Ball-flower-like carbon microspheres via a three-dimensional replication strategy as a high-capacity cathode in lithium-oxygen batteries

The robust porous architectures of active materials are highly desired for oxygen electrodes in lithium-oxygen batteries to enable high capacities and excellent reversibility. Herein, we report a novel three-dimensional replication strategy to fabricate three-dimensional architecture of porous carbon for oxygen electrodes in lithium-oxygen batteries. As a demonstration, ball-flower-like carbon microspheres assembled with tortuous hollow carbon nanosheets are successfully prepared by completely replicating the morphology of the nanostructured zinc oxide template and utilizing the polydopamine coating layer as the carbon source.
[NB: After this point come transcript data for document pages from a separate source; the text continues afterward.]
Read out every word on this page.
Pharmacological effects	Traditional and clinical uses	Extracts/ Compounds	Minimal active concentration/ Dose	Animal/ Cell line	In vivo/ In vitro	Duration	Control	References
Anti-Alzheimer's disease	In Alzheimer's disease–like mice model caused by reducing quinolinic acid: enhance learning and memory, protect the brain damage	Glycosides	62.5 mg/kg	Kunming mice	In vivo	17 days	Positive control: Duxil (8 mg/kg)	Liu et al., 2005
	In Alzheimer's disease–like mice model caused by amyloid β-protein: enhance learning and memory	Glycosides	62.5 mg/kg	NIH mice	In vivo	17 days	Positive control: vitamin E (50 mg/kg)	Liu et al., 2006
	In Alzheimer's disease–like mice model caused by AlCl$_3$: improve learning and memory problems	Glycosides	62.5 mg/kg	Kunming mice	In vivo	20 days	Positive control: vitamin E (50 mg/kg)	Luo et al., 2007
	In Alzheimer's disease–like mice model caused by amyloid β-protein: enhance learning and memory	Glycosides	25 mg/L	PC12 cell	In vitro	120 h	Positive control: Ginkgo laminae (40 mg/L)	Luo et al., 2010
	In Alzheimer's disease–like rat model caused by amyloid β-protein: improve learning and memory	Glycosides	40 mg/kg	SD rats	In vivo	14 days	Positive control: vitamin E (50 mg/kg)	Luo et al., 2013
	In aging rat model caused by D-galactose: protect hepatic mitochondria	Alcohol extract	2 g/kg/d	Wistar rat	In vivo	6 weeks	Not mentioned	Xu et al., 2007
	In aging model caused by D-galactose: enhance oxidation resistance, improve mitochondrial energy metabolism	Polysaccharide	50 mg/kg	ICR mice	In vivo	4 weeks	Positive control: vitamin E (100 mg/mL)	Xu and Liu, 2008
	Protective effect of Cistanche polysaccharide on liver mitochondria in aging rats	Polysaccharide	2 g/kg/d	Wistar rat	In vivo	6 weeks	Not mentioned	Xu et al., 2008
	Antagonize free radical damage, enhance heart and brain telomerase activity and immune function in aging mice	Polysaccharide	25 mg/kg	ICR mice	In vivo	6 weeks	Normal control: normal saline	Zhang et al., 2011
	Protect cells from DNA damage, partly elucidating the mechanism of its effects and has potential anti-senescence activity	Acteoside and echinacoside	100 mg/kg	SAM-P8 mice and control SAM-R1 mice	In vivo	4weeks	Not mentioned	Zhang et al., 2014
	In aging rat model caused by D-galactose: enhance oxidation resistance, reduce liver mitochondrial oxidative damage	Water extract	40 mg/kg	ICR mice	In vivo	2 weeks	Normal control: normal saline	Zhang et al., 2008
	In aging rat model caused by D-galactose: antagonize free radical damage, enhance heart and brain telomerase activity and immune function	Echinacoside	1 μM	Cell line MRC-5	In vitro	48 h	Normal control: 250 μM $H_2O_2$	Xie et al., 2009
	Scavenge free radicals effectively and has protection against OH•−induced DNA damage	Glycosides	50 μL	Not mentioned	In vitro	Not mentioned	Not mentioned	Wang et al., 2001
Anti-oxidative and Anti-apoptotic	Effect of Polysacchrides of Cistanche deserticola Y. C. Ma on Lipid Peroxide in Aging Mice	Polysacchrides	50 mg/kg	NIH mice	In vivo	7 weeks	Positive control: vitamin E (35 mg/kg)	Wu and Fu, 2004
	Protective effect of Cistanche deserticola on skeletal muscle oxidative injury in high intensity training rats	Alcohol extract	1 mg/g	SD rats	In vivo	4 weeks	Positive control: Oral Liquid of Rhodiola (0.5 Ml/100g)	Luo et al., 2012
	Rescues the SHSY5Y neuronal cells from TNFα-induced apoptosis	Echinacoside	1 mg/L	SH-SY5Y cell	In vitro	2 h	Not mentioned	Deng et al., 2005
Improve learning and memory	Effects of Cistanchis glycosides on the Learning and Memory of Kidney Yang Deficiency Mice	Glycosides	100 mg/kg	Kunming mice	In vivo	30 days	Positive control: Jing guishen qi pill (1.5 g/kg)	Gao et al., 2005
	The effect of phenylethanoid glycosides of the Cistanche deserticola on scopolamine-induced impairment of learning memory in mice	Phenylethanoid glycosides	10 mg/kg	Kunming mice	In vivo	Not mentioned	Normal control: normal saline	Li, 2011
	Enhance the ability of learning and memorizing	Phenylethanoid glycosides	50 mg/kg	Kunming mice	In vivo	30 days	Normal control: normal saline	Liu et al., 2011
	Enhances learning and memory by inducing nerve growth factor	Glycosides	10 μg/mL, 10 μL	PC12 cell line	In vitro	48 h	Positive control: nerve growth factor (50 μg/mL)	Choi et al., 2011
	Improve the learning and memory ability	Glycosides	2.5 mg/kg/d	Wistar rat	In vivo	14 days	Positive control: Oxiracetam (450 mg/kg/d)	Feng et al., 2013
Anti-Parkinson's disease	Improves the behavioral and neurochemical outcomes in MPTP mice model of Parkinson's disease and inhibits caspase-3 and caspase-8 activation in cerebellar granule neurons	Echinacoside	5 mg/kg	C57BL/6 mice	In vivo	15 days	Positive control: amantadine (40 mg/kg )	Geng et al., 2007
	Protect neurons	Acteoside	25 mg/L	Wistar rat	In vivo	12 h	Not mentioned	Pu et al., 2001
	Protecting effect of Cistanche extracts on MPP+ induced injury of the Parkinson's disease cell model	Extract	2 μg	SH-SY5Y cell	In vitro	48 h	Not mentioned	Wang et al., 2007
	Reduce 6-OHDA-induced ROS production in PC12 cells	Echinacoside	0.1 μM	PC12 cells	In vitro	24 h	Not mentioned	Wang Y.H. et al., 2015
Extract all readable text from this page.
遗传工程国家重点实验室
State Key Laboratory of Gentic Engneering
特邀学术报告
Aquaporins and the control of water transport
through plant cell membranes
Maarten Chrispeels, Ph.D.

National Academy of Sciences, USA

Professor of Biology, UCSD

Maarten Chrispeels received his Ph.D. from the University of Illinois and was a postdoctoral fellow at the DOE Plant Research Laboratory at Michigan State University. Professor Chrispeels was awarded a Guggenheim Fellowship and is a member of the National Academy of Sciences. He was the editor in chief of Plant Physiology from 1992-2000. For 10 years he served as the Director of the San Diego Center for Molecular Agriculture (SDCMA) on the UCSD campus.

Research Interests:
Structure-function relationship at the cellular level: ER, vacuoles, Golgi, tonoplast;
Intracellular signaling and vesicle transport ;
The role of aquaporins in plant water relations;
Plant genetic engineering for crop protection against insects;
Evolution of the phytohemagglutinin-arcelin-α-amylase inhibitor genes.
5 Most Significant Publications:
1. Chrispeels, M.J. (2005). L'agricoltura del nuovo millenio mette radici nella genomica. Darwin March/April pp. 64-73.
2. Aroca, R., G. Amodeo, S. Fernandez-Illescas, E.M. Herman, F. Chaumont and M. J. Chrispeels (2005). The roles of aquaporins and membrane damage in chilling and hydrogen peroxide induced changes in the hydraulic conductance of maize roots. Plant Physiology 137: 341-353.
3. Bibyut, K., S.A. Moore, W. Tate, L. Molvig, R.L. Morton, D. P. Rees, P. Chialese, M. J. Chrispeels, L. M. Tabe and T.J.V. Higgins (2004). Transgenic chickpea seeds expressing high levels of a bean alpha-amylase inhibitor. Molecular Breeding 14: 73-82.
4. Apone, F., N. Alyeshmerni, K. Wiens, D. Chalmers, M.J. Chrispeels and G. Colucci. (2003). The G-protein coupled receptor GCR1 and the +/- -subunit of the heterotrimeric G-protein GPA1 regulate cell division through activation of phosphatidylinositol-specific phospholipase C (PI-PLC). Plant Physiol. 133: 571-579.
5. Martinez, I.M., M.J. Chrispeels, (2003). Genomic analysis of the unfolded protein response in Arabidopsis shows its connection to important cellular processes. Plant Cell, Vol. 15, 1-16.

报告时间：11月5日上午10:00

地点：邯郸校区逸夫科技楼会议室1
When used as the active material for oxygen electrodes, the three-dimensional porous architecture of the prepared ball-flower-like carbon microspheres can accommodate the discharge product lithium peroxide and simultaneously maintain the ions and gas diffusion paths. Moreover, their high degrees of defectiveness by nitrogen doping provide sufficient active sites for oxygen reduction/evolution reaction. Thus the prepared ball-flower-like carbon microspheres demonstrate a high capacity of 9,163.7 mA h g(-1) and excellent reversibility. This work presents an effective way to prepare three-dimensional architectures of porous carbon by replicating the controllable nanostructures of transition metal oxide templates for energy storage and conversion applications.